C’est au pas de course que nous entamons cette 7e édition de l’International Brussels Tattoo Convention. Nous avons, en effet, rendez-vous pour nous faire encrer par la talentueuse Melanie de chez Inky und Stretchy (Allemagne). Une artiste au style sketchy très personnel, d’une gentillesse et d’une douceur particulièrement appréciées étant donné l’endroit, réputé très douloureux, choisi par nos soins : les côtes. Un résultat parfait et indolore. Merci à elle !
Durant ces trois heures passées allongée sur la table, nous avons eu tout le loisir d’analyser et de constater la diversité d’âge, sociale et culturelle des visiteurs. Certains débarquent en mode touristes impulsifs, prêts à se faire tatouer n’importe quoi par n’importe qui, sous prétexte d’avoir ‘flashé sur un dessin’, alors que d’autres, plus réfléchis, se sont renseignés sur les différents artistes, ayant planifié leur rendez-vous longtemps à l’avance. Dans les deux cas, tous s’improvisent critiques d’art. Notre tatouage enfin fini, nous voilà partis pour trois jours à la découverte d’artistes venus des quatre coins du globe. Cette édition affichant de très grands noms, tous styles confondus.
Vidéo réalisée par Olivier Sipesaque
À CHACUN SON STYLE
Comme en peinture, il existe différents mouvements dans le tatouage. Commençons par le réalisme. Nous ne pouvons pas parler de ce courant sans nommer Moni Marino, qui excelle dans le réalisme couleur. C’est au Black Barock Art Palace, situé à Essen, en Allemagne, qu’elle reçoit régulièrement en guest les meilleurs tatoueurs du monde entier, tels que les membres du collectif français OverKame (dont nous parlerons un peu plus bas), Levgen, Alex Sorsa, Damian Gorski, Karina Cuba, Ryan Smith, et bien d’autres.
Notons la présence imposante de la Russie, avec plusieurs collectifs (dont le Blackout Tattoo et l’incroyable Aleksandr O´kharin de Saint-Petersbourg), où le réalisme semble occuper une place importante. En réalisme couleur, nous vous conseillons d’aller admirer l’incomparable travail de Levgen, de Voice Of Ink, basé en Pologne, ainsi que celui de la charmante Karina Cuba, installée à Berlin.

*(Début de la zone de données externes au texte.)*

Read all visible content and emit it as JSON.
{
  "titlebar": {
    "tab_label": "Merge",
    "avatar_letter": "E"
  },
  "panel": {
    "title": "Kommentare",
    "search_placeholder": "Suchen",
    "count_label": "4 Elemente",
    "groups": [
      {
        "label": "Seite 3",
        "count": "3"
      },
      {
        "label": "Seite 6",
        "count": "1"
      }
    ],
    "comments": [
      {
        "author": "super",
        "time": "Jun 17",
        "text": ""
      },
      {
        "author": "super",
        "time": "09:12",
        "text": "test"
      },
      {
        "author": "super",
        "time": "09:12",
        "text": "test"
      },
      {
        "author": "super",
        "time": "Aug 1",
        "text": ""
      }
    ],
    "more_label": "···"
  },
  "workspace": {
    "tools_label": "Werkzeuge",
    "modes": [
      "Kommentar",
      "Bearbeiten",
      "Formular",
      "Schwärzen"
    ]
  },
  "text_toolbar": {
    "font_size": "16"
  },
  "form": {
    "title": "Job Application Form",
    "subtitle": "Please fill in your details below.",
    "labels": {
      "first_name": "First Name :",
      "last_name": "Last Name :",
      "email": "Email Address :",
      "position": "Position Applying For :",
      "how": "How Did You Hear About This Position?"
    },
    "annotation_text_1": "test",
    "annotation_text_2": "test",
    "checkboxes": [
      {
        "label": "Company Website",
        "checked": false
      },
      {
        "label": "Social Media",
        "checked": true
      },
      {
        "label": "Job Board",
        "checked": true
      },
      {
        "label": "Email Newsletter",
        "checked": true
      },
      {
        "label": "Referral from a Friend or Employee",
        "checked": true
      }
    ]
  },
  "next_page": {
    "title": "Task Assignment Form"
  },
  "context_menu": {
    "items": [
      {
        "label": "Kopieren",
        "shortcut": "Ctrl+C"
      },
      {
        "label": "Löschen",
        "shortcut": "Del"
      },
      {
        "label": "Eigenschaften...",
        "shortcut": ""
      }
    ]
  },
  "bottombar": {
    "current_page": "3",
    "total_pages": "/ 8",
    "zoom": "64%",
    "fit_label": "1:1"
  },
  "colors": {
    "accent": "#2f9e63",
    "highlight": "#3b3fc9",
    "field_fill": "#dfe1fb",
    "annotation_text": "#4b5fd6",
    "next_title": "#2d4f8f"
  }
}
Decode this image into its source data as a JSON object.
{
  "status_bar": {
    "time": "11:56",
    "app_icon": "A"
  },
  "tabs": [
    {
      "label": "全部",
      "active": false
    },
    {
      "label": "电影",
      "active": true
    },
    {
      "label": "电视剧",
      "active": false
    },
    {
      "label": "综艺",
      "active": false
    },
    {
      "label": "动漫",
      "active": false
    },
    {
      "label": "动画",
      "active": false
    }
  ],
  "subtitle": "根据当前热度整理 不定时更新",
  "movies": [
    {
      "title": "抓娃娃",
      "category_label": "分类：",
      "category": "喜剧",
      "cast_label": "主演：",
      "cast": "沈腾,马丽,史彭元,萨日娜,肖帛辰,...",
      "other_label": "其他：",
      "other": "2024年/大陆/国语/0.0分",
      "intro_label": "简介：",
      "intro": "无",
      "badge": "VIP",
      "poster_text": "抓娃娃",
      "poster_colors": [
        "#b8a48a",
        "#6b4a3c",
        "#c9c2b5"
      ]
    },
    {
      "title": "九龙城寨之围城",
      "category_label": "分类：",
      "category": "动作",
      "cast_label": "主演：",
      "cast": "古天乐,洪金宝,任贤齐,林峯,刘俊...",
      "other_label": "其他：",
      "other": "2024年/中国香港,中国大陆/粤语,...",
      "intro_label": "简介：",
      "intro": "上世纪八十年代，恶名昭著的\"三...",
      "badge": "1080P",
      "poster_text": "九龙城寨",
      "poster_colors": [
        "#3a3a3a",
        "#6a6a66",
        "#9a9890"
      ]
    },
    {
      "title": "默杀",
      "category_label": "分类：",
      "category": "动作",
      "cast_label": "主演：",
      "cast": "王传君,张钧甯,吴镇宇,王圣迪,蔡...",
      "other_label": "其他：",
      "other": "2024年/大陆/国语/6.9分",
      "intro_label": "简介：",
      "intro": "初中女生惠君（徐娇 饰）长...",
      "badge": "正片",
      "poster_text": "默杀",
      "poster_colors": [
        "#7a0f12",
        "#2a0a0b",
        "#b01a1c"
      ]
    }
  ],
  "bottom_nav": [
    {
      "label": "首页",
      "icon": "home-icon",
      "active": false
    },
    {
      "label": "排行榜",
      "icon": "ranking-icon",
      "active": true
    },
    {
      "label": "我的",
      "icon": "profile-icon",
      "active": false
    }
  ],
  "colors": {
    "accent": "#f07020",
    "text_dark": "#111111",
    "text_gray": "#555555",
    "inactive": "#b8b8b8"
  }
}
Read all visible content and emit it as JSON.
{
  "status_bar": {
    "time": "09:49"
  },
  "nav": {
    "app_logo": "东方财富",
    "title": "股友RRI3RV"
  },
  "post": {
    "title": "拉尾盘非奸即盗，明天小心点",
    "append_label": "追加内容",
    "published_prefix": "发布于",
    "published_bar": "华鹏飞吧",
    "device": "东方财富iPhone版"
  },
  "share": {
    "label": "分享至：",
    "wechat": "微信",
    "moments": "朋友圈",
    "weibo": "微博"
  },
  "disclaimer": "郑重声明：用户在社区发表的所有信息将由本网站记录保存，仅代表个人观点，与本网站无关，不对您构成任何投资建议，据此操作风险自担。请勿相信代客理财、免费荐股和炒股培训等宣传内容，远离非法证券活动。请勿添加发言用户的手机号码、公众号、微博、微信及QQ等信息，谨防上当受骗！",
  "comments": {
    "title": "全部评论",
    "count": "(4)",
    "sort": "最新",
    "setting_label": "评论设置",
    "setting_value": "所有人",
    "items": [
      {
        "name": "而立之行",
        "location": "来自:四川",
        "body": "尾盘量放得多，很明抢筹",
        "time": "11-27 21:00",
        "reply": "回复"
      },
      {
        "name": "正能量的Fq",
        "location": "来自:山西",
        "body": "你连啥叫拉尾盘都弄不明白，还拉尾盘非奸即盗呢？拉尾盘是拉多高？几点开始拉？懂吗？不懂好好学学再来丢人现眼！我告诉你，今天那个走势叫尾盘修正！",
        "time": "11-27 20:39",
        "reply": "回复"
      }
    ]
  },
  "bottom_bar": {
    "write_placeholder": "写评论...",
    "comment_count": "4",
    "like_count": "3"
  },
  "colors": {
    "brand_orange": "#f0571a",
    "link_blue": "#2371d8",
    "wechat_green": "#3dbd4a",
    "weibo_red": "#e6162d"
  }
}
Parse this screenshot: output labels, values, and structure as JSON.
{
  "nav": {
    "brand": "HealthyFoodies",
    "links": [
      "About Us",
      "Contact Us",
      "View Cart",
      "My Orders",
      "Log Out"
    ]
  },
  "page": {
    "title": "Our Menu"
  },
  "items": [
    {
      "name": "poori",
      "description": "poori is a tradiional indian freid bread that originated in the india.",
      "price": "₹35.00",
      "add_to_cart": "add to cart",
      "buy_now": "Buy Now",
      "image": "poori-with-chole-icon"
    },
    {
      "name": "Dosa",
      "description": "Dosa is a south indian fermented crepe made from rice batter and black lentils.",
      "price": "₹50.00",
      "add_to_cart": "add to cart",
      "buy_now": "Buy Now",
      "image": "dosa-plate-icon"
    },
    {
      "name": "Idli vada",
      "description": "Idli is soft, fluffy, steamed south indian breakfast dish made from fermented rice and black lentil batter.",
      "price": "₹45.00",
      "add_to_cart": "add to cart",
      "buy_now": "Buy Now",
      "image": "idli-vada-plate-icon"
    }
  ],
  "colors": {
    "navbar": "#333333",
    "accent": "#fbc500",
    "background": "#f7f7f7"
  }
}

Clôturons ce chapitre sur le réalisme avec ces quelques lignes sur le collectif OverKame, projet créé il y a deux ans par Quentin Joubert (manager) et Angélique Grimm. Ayant pour objectif de faire connaître le réalisme en France, où il semble être beaucoup moins populaire que dans d’autres pays comme la Russie ou les Etats-Unis, il réunit les meilleurs artistes du genre, à savoir :
Eliot Kohek réalise des tattoos en noir et gris avec une prédominance de ‘skull’, qu’il maîtrise à la perfection, mais qui ne l’empêchent pas d’assurer dans la réalisation d’autres motifs.
Michaël Taguet oeuvre principalement en couleurs mais s’attèle depuis quelques temps au noir et gris, avec lequel il est tout aussi à l’aise.
Thomas Carli-Jarlier (Noire Ink Tattoo Parlour) a un style unique de noir et gris avec de assez souvent une touche de couleur judicieusement placée !
Sandry Riffard (Au Dela du Reel Tattoo) travaille toutes sortes de thèmes en noir et gris mais, nous devons l’avouer, nous avons un faible pour ses incroyables visages de poupée. Il étaient malheureusement absents de la convention.
Julien Thibers fonctionne majoritairement avec du noir et gris et une bonne dose de couleurs parfaitement choisies.
Angélique Grimm, une des plus jeunes membres du collectif, spécialisée en noir et gris.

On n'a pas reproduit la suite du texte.